A lifetime has been lived since the last time we chatted. Oh my gosh. The time I spent in Kenya was, I think, perhaps, one of the happiest weeks of my whole life. I don't think I've ever actually felt rejuvenated before in my whole life. I do now, though.
My friend Dani explains it a lot better than I can. You know something immense has happened when even I can't really find the words to articulate it.
It's been a slow and gentle re-entry into city life. (See: I'm currently hiding out in my favorite charity café in East London, effectively wearing pajamas, elegantly regrouping.)
After this Kenya experience, I have so many things I want to tell you. I shared a lot of reflections (and pictures) on Instagram as quickly as I could... but so much of it takes time to process, too...
One thing I do know to be true after this week: you're probably wasting time based on misguided assumptions. One said assumption? That nobody hires at the end of the year. This is woefully inaccurate. In fact, I'm about to blow this assumption to smithereens and explain why October is the best time possible to be looking for a new full-time job.
If you Google 'best time to look for a job,' you will overwhelmingly see most people tell you that most hiring happens from January through April. It's a much-too-simplified answer, but it's based on something much more important that you need to understand: headcount planning.
Alexa, what's headcount planning?
So glad you asked.
In September/October, a lot of companies are making decisions about how many open roles will be available for all of 2019 (!). This process, sometimes referred to as headcount planning, is based on a lot of different factors: revenue growth projections, new projects the company wants to invest in, people getting promoted, people leaving the company, etc.
Based on that, a company comes up with a number.

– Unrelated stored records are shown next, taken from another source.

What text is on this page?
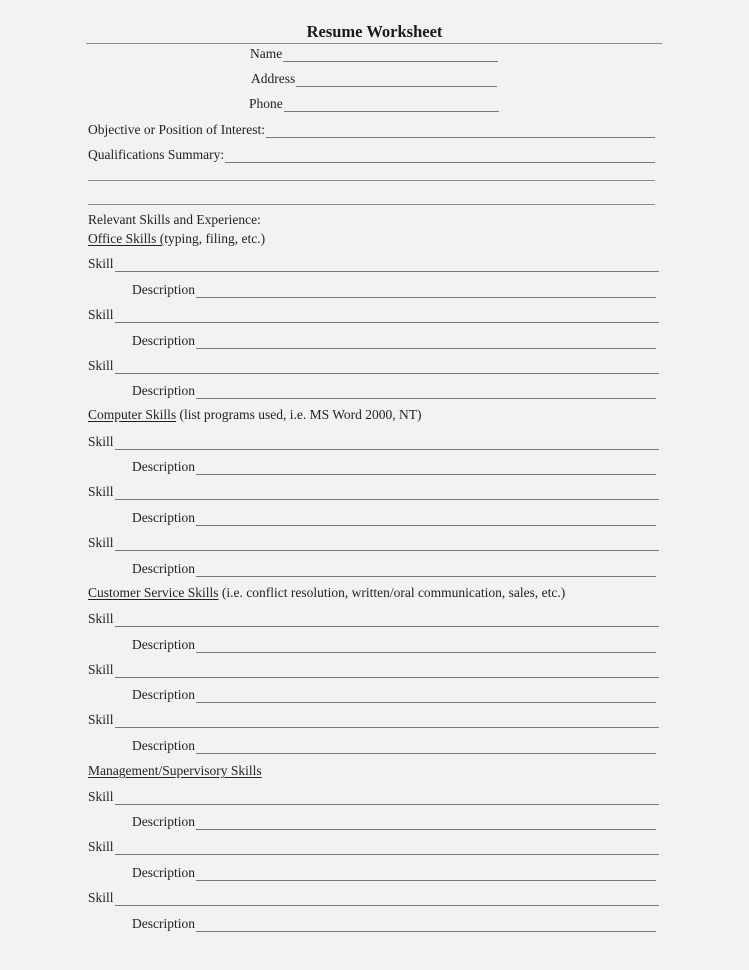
Resume Worksheet
Name
Address
Phone
Objective or Position of Interest:
Qualifications Summary:
Relevant Skills and Experience:
Office Skills (typing, filing, etc.)
Skill
Description
Skill
Description
Skill
Description
Computer Skills (list programs used, i.e. MS Word 2000, NT)
Skill
Description
Skill
Description
Skill
Description
Customer Service Skills (i.e. conflict resolution, written/oral communication, sales, etc.)
Skill
Description
Skill
Description
Skill
Description
Management/Supervisory Skills
Skill
Description
Skill
Description
Skill
Description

They may 'release' these roles out over time, but most companies like to have a set prediction in place for the entire year.

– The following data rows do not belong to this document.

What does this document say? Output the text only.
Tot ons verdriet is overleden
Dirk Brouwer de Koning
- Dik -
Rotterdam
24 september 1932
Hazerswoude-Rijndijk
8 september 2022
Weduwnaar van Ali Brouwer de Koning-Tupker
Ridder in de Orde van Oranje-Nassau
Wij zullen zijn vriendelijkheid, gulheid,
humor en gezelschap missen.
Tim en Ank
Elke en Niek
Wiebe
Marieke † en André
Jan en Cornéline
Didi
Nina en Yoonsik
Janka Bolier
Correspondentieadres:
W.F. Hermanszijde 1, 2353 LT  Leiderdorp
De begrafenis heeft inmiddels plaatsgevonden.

And once the budget gets decided (example: we're going to hire 5 people at $50,000 salary per person for an estimated salary budget increase of $300,000) it's pretty hard for a hiring manager to just 'find' other money that hasn't been spoken for by something else in the company.
While it can be tempting to think that every rejection or "we're not hiring right now" notice is a personal affront to you and your character, it's usually got a lot to do with these pre-determined annual budget allocations. You could be the greatest hire in the world–but if there's no money, there's no money.
Employees make the world go round–and they're also an expense that needs to be projected for in a company's financial reports.
Makes sense. What does this mean for me?
There are two big things at play here which could mean a new job for you.
(1) Some companies are going to want to get ahead.
They will want to start the hiring process now for 2019 so that they have bums in seats and ready to rock come January. Meaning: this is a great time to introduce yourself, or reawaken an old connection.
(2) Some companies are realizing they didn't hit their headcount for this year, and they will scramble to get any remaining 2018 roles filled.
It can feel hard to believe from the job seeker side of things, but hiring is a really hard process for a lot of companies and they consistently fail at finding the people they want to hire. (I'm going to go into this in depth, a glimpse from behind enemy lines, in next year's #ENTRYLEVELBOSS book!)
At the same time, hiring managers are VERY incentivized to make sure they don't leave any 2018 roles open–because the budget people might say "Well, you don't need 3 more people next year if you didn't hire the 2 people we offered you this year!"
If that's the case, that means it's a race to the finish line to get you in before Christmas and before their 2018 money disappears–and they're looking for YOU.
So, go on. Go get yours. Send that email. The 2018 clock is ticking, and it's your turn.